Considering the characteristic CO-Hb dynamic, lacking correlation between HO-1 and clinical course as well as literature findings so far [14, 35], predictive power of CO-Hb at admission seems very limited.
We could however show that the increase, which was also observed in previous studies [36, 37], was not just associated with a more complicated clinical course but could be actively used as a predictor. CO-Hb mean > 2% seems to be the more accurate predictor for death in ROC analysis than CO-Hb max \(\ge\) 3%, however both strongly correlate and in contingency analysis there was no difference in RR. As it is easier to assess whether a marker exceeded a threshold at any time than to assess whether the mean measurements exceeded a threshold, use of CO-Hb max \(\ge\) 3% should be considered for re-evaluating risk of death in ICU as well as indicating a prolonged stay in ICU. The increase is likely to be a sign of stress and dysregulated immune response [15]. Unlike observations in other diseases [12, 38], CO-Hb min does not seem to be a predictor in COVID-19.

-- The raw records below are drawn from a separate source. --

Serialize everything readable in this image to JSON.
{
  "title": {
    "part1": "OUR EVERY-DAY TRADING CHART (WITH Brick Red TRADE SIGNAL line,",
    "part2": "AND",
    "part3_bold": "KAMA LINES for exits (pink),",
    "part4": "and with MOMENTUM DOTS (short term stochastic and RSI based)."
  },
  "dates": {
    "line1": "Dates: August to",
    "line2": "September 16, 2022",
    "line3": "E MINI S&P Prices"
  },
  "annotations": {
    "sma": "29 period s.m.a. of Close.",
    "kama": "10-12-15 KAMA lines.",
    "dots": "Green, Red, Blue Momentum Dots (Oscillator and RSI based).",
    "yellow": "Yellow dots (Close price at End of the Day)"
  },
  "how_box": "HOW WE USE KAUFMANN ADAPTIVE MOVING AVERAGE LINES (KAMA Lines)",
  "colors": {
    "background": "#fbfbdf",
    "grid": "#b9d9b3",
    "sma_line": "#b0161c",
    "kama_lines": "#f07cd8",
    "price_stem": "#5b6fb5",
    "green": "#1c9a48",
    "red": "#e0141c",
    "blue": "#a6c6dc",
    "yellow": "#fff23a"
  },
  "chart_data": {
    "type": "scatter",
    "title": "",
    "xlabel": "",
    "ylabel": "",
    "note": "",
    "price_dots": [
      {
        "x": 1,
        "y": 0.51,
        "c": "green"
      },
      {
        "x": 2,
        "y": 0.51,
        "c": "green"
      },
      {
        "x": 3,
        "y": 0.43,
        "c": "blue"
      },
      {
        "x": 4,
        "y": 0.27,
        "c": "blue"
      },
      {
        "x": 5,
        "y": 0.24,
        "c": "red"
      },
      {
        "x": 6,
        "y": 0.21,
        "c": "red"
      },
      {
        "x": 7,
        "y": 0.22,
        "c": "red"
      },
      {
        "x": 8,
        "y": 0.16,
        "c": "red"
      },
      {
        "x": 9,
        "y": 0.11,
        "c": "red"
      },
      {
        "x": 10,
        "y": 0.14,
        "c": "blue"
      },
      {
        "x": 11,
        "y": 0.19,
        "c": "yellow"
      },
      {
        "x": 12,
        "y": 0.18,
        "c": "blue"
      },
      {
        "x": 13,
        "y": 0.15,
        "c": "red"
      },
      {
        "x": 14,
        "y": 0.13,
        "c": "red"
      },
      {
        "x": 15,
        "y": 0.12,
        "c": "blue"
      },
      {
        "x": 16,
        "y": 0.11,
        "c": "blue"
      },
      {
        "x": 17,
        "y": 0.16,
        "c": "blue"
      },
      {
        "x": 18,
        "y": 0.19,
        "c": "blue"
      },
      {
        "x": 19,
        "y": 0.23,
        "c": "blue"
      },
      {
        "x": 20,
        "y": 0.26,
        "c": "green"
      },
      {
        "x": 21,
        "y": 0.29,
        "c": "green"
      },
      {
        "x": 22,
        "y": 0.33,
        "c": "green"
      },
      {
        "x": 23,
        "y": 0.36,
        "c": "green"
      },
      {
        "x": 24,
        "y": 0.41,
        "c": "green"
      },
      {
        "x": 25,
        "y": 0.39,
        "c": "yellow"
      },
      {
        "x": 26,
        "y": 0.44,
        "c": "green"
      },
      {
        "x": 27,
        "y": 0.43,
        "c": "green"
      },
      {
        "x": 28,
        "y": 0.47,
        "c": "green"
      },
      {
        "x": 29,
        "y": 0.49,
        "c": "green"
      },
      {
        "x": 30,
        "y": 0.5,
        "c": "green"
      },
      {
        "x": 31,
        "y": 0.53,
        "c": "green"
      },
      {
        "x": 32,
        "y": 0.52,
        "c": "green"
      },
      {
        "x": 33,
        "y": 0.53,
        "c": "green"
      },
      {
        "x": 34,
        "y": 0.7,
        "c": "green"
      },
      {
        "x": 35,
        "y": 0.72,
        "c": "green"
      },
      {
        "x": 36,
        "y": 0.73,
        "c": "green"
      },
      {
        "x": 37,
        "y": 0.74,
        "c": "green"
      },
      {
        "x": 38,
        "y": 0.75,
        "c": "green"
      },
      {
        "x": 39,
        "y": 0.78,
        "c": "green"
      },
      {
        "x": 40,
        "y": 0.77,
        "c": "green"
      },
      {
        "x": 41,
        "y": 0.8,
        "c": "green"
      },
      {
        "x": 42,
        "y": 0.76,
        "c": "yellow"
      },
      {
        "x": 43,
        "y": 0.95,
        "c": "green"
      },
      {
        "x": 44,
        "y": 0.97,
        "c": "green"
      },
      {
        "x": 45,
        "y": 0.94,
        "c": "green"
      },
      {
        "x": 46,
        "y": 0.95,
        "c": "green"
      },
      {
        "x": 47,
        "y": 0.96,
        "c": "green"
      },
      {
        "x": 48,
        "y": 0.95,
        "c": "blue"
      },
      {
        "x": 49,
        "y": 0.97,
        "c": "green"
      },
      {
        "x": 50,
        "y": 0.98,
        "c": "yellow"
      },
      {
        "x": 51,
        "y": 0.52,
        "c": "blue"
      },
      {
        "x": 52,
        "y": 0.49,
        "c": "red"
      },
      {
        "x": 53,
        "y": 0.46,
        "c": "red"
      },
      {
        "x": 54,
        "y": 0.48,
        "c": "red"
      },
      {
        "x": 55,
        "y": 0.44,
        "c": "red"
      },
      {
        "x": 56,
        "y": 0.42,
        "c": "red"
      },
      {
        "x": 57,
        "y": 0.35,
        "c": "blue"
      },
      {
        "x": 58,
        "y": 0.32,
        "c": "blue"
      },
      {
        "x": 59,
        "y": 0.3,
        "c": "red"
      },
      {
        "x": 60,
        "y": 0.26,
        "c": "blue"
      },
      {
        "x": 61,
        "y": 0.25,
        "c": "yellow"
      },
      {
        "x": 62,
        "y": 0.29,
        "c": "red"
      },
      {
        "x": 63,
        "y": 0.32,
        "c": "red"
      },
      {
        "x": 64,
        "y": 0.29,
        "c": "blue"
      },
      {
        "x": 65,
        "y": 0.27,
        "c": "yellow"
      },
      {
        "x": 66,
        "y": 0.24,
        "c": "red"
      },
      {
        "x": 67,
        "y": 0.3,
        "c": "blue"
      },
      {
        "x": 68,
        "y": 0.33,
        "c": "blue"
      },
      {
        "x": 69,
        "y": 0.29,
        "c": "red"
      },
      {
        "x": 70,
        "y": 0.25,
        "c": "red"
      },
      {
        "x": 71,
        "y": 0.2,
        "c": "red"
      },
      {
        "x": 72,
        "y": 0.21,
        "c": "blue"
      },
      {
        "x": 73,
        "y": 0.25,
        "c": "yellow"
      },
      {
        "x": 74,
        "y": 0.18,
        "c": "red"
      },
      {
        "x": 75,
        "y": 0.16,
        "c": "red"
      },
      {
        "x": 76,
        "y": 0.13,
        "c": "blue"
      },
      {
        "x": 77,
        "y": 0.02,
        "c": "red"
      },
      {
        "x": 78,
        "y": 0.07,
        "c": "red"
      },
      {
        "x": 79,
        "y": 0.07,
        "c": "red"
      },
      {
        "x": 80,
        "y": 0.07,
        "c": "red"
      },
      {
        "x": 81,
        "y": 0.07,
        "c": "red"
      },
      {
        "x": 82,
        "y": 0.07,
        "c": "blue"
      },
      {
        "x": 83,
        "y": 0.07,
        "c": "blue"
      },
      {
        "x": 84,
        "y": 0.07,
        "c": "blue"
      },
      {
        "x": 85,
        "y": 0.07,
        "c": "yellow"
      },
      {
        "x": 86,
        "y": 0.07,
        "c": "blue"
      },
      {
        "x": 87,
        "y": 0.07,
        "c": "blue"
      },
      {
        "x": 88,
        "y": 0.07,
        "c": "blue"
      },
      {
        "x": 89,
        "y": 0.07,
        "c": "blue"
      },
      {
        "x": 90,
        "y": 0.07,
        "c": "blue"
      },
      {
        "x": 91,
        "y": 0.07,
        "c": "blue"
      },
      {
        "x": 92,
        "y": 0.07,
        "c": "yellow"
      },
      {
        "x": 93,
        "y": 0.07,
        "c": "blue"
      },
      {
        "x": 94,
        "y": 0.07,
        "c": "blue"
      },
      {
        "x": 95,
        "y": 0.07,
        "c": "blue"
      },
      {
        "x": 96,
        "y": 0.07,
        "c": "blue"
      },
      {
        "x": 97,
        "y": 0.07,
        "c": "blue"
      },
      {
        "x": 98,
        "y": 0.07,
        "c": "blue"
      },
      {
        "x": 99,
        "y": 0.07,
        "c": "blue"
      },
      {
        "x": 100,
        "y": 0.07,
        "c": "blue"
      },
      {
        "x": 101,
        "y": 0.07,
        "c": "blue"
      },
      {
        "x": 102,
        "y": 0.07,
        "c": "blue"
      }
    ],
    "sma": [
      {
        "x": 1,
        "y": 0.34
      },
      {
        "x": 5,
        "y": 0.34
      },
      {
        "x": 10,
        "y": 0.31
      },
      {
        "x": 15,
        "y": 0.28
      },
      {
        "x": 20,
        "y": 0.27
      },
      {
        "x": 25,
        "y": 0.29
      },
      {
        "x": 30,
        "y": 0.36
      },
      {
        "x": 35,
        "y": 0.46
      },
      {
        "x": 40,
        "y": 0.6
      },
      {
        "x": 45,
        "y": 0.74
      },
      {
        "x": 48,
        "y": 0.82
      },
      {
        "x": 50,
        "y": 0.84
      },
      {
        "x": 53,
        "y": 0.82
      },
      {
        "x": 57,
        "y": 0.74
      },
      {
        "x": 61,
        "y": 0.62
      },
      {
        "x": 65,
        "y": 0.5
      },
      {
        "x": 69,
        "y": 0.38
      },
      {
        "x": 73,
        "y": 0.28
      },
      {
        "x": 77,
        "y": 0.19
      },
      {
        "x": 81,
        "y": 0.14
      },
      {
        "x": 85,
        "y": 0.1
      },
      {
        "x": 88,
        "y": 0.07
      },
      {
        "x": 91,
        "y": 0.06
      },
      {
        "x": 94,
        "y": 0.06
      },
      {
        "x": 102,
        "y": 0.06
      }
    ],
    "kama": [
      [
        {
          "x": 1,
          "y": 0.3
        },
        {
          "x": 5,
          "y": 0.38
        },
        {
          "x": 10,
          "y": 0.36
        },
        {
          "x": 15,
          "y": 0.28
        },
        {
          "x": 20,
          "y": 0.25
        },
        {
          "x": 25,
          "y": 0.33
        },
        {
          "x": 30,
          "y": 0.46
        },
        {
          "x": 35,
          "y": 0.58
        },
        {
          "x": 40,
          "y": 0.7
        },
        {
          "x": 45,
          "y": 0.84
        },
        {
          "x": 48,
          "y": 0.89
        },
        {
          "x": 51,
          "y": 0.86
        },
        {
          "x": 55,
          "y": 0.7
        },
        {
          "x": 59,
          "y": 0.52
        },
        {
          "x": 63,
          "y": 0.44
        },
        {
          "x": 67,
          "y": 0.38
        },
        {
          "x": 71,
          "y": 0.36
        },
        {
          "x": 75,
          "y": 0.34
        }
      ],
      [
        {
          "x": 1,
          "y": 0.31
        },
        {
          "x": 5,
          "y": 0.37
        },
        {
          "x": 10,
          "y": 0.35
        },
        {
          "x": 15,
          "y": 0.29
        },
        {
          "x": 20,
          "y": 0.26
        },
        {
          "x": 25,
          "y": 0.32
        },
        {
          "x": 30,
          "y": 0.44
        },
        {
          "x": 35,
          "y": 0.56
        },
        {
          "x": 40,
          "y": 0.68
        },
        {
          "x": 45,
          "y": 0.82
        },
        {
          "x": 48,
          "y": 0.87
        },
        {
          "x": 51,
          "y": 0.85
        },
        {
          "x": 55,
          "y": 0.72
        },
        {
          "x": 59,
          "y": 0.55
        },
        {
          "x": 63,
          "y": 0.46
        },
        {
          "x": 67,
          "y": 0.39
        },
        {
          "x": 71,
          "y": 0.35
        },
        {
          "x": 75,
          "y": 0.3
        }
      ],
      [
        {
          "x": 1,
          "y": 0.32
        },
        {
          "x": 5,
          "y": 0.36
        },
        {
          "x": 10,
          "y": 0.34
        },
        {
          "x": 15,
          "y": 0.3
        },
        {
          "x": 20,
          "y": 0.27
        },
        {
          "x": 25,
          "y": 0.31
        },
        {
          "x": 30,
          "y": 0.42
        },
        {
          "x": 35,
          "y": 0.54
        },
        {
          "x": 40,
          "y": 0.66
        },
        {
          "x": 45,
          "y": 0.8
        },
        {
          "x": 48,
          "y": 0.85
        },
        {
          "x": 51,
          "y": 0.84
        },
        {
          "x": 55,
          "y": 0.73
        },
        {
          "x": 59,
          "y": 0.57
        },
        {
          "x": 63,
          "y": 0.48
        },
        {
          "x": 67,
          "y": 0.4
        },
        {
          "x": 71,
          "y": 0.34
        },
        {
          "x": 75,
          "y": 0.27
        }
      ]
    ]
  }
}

There are further limitations to our study. Limiting clinical assessment to the first 14 days in ICU might improve differentiation between consequences of inflammation caused by COVID-19 and consequences of prolonged ICU-stay. However, it might also hide some clinical phenomena caused by COVID-19. Because of missing matched controls, comparisons between controls and COVID-19 patients must be taken with care. The very homogenous measurements among our controls, low age in our patient cohort and apart from TLR3 in blood missing influence of age on biomarker expression could hint at a reduced influence of age and sex on the baseline. Therefore, it is unlikely that the observed differences result from differences in age and sex alone. Since our study was a prospective single-center study at a maximum-level ICU with ECMO/ECLS therapy, patients are likely to show more severe clinical courses while not having contraindications to ECMO therapy such as high age. However, this makes our findings potentially even more important for very critical courses of COVID-19. Additionally, only 21 BALs were available at admission, which is limiting the power of our study to show differences in biomarker expression in BAL and their implications for clinical course. Since there is only a small number of cells and therefore limited mRNA in BAL, incorrect measurement in qPCR is possible. Lastly, there was no validation cohort for our prognostic models, which could lead to overestimating their predictive power. It must be pointed out that most of the correlations shown in this paper are only weak correlations (r < 0.5). Despite these limitations, there are also strengths to our study. We focused on finding biomarkers, which could differentiate between different courses of COVID-19-patients in ICU. These markers enable the medical personnel to allocate resources to the places where they are likely to be needed and to differentiate treatment. Our findings also advocate a more regular use of cytokine secretion in BAL as predictive marker and the use of CO-Hb as easy to assess parameter for re-evaluating clinical course while in ICU. Despite not finding new biomarkers, we tried to generate self-contained models explaining the mechanisms leading to multiple complications often seen at ICU in COVID-19 treatment.